Sunday, March 26, 2006

Porridge, West Coast Style

I decided to cut myself some slack for Sunday morning, so for five days have been fantasising about porridge. Oat bran, strawberries, blueberries, walnuts, cream - with ground flax seeds and wheat germ. It was heavenly, and it met the need. Aaah.

Oh, bliss! just heard Tennessee Ernie Ford on XM singing "Sixteen Tons". I have taught that to so many children, and it's one of my all time greats for long car trips. In particular, trying to drive back to camp in Guernsey with a busload of blithe little boys on lanes so tight the hedges brushed both sides.

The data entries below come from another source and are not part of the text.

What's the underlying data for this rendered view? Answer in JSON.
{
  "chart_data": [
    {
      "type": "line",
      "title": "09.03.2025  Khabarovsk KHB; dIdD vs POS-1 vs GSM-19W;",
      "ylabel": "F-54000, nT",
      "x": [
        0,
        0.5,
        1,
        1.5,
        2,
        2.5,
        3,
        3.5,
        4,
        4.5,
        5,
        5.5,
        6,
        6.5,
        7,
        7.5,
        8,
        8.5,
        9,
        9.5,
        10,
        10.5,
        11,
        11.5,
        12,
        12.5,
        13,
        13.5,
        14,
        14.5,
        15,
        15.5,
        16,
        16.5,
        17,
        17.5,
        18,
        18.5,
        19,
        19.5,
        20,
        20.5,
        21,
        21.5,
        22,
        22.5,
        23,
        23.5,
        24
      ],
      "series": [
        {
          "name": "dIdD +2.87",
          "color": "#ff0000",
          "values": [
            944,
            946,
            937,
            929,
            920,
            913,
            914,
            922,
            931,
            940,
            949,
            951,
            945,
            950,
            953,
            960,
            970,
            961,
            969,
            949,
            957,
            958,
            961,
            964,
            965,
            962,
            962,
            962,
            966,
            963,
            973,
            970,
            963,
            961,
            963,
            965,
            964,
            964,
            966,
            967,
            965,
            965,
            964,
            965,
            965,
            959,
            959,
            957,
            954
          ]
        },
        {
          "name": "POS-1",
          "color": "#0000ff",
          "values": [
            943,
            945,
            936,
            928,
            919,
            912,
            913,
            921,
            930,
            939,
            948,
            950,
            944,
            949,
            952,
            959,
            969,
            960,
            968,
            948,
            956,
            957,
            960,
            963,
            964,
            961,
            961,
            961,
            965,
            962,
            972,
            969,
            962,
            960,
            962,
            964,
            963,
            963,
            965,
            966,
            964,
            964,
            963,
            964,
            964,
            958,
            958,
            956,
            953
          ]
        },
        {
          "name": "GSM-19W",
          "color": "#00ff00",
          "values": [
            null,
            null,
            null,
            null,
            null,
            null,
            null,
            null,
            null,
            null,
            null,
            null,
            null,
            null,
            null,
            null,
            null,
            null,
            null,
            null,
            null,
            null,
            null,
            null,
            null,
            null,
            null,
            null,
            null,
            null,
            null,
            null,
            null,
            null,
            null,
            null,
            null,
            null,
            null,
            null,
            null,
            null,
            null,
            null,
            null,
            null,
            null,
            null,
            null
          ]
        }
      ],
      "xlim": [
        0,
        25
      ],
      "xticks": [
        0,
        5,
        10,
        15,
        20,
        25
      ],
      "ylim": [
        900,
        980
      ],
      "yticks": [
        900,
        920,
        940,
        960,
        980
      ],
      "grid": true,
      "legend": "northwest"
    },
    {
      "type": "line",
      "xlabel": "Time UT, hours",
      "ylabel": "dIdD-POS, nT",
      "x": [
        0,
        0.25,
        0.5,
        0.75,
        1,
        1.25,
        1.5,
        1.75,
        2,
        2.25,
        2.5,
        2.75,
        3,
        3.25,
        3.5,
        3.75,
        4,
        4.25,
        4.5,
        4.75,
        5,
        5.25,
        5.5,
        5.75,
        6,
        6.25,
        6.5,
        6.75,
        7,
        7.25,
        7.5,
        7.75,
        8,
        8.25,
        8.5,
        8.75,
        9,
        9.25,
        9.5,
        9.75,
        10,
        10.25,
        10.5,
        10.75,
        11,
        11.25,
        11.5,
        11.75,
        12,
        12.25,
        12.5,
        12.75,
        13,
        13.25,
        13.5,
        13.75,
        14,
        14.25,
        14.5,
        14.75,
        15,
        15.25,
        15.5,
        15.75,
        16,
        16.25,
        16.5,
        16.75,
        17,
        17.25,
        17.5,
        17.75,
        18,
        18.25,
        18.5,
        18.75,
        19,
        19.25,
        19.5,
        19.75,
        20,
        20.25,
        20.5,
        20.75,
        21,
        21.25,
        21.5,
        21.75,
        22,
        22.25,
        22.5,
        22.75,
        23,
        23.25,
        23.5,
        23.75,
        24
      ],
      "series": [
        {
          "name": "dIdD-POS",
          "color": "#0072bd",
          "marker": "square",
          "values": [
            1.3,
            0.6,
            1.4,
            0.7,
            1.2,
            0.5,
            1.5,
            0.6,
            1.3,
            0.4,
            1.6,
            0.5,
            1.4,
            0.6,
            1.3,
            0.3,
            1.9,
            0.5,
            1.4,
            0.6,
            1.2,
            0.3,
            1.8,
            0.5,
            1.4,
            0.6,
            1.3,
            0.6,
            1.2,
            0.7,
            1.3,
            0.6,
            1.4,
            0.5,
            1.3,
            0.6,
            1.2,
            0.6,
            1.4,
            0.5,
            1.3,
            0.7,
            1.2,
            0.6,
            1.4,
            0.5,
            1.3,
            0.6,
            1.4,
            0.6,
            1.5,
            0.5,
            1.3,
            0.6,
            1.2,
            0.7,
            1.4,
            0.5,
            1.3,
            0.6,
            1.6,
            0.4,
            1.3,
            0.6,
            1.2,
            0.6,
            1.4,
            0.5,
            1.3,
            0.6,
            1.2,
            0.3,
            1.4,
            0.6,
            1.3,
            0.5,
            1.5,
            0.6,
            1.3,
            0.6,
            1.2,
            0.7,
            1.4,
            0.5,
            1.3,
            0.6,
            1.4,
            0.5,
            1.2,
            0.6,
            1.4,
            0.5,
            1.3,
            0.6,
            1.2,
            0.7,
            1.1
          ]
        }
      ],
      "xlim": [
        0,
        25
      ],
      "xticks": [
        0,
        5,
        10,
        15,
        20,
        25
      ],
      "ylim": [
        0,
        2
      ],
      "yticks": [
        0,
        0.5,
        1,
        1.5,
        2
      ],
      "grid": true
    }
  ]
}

Of course their favourite was always "If you see me coming better step aside/A lot of men didn't, a lot of men died/I got one fist of iron, the other of steel/If the right don't get you then the left one weel."

This is going to be a great morning, what's left of it.

Disappointed in Gilead overall, and have been trying to work out why. Was she trying to do a Nabokov? The antagonist is exactly the kind of bad boy women love, and jealousy makes fools of the best of men, but to be hostile to a baby??!! Need to talk with Zany about this, since she lent me the book in the first place.

It did return me to my theological days, formal and informal. Two practices most fruitful: fifteen years ago I spent a summer on the Lord's Prayer, always as I walked into work along the Regent's Canal - just about the only time I had to myself in those days. The blossom was out while I contemplated it straight. I then went through it angry -walked faster!- which art in heaven - all right for you! Mellowed as the days got warmer, through a benign father, then spent a long time on a benign mother, six weeks or so. Finally, as the summer became frail and the air crisp and golden I prayed to a divine child, and it opened up before me the very prospect of heaven.

The other is yoga, physical emotional prayer, more trustworthy than words. It tells me exactly where I am, posture by posture. Can I relax into child's pose? trust. Do I burst into flame in Triangle? that is openness. Getting a little flashy? Ego! Sometimes it is hard and I have to accommodate that, sometimes it flies along, and I let it. I always do the same sequence, a Grand Salute twice through, to ground me for the day.

So I don't go to church, and I don't go to classes. I will visit cathedrals this summer, and St Catherine's chapel, go to concerts but I don't think I can arrange to sing in any. That is how I named Suscipe, years before I found her. We were singing Gounod's Mass, and the tenors bellow "Suscipe! Suscipe!", then I thought, that is the perfect name for my cat, my little white queen.